I found it interesting that this fictional story is based on the actual disappearance of the real Judge Crater back in 1930. He was a New York State Supreme Court Justice. Many of the people in this story actually existed, along with some of the situations. Ms. Lawhon simply took those people and situations, and created her version of what happened. I liked the history in this story, and found it interesting how things really haven’t changed a whole lot in 80+ years. We still have corruption in government, and we still have women who silently have to put up with their husband’s antics. I think Maria was my favorite character. I related to her a little more than I related to Stella or Ritzi. The main women characters were well developed, along with a few of the men characters. Judge Crater and Owney Madden were well done, along with Shorty and Stan. I thought Jude was well developed, and liked his character. I loved Maria and Jude together. I liked their love story, and felt so bad for what they endured. I didn’t like the lies that existed in their marriage, though.
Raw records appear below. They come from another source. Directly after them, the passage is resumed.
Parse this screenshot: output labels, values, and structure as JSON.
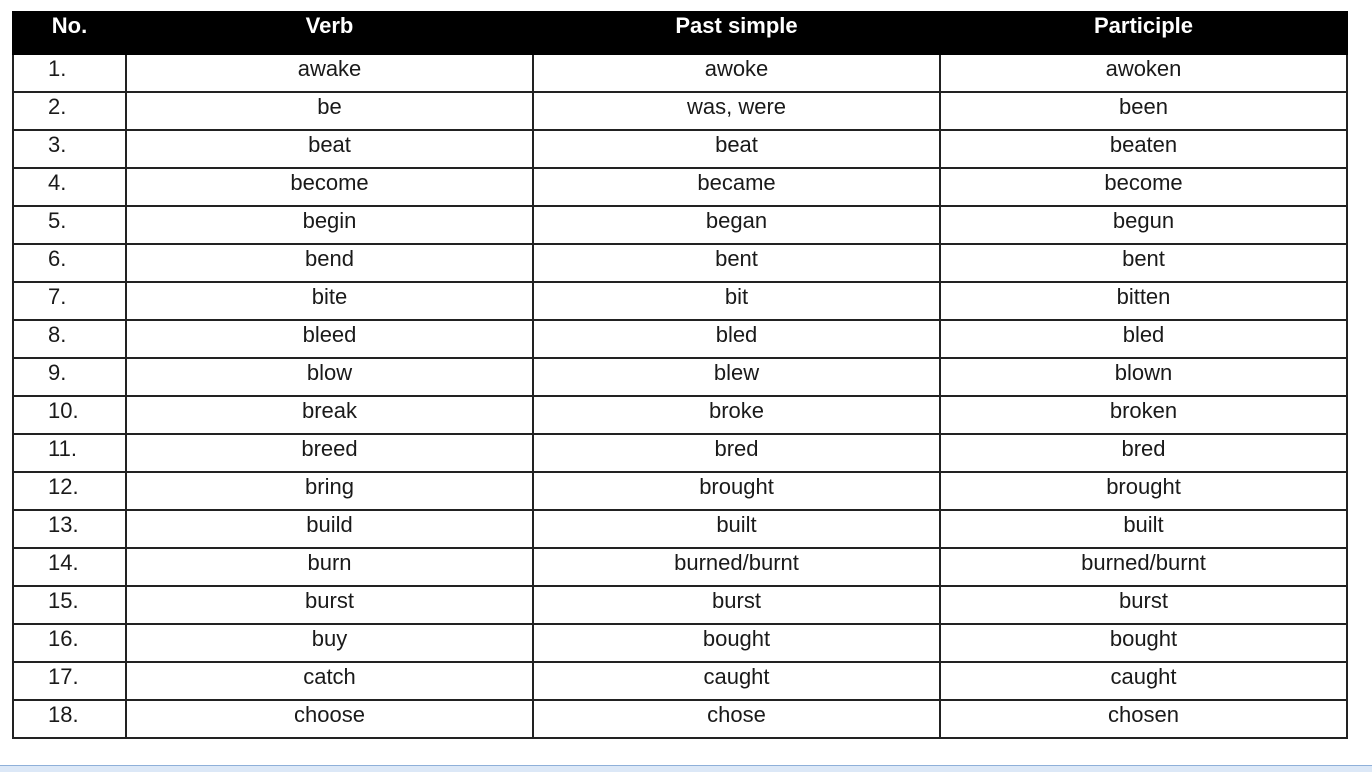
{
  "table": {
    "headers": [
      "No.",
      "Verb",
      "Past simple",
      "Participle"
    ],
    "rows": [
      {
        "no": "1.",
        "verb": "awake",
        "past": "awoke",
        "participle": "awoken"
      },
      {
        "no": "2.",
        "verb": "be",
        "past": "was, were",
        "participle": "been"
      },
      {
        "no": "3.",
        "verb": "beat",
        "past": "beat",
        "participle": "beaten"
      },
      {
        "no": "4.",
        "verb": "become",
        "past": "became",
        "participle": "become"
      },
      {
        "no": "5.",
        "verb": "begin",
        "past": "began",
        "participle": "begun"
      },
      {
        "no": "6.",
        "verb": "bend",
        "past": "bent",
        "participle": "bent"
      },
      {
        "no": "7.",
        "verb": "bite",
        "past": "bit",
        "participle": "bitten"
      },
      {
        "no": "8.",
        "verb": "bleed",
        "past": "bled",
        "participle": "bled"
      },
      {
        "no": "9.",
        "verb": "blow",
        "past": "blew",
        "participle": "blown"
      },
      {
        "no": "10.",
        "verb": "break",
        "past": "broke",
        "participle": "broken"
      },
      {
        "no": "11.",
        "verb": "breed",
        "past": "bred",
        "participle": "bred"
      },
      {
        "no": "12.",
        "verb": "bring",
        "past": "brought",
        "participle": "brought"
      },
      {
        "no": "13.",
        "verb": "build",
        "past": "built",
        "participle": "built"
      },
      {
        "no": "14.",
        "verb": "burn",
        "past": "burned/burnt",
        "participle": "burned/burnt"
      },
      {
        "no": "15.",
        "verb": "burst",
        "past": "burst",
        "participle": "burst"
      },
      {
        "no": "16.",
        "verb": "buy",
        "past": "bought",
        "participle": "bought"
      },
      {
        "no": "17.",
        "verb": "catch",
        "past": "caught",
        "participle": "caught"
      },
      {
        "no": "18.",
        "verb": "choose",
        "past": "chose",
        "participle": "chosen"
      }
    ]
  },
  "colors": {
    "header_bg": "#000000",
    "header_text": "#ffffff",
    "border": "#222222",
    "bottom_strip": "#dce8f7"
  }
}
This book was not an easy read for me. There are so many characters, time periods, places, and things going on all at once that I found it choppy and confusing. There were some chapters that had two or three times and places involved in it; sometimes the times would be times would be previous to the current situation, and sometimes they would be later. I relied heavily on the chapter headings, and had to go back a few times to make sure I knew where I was. The more I read the easier it got, but even at the end there were characters I couldn’t remember. I wasn’t a huge fan of the subject matter in the book either. Scandals, illicit love affairs, murders, abortions, smoking, corruption, and gangsters aren’t really my thing. However, if you like the subject matter then you may really enjoy this book. It did have some good tension, mystery, and suspense. There was a lot of language, including at least one “f” word. There was a lot of smoking and drinking. There was quite a bit of “intimacy,” and an illicit love affair. There were a few violent murders (gangster-style) and violence against women. One of the women goes to get an abortion. I can see how this was quite the scandal back in 1930….it would be quite the scandal now! And with the 24 hour news cycle, it would probably be even bigger news. It’s sad that there have been a few situations similar to this in recent years.
Rating: R (This book is not appropriate for younger readers) Profanity, nudity, murder, “intimacy,” smoking, drinking, abortion, and violence against women.
Disclosure: I did receive a free copy of this book in exchange for my honest review. Also, Ariel Lawhon is one of the main gals at shereads.org.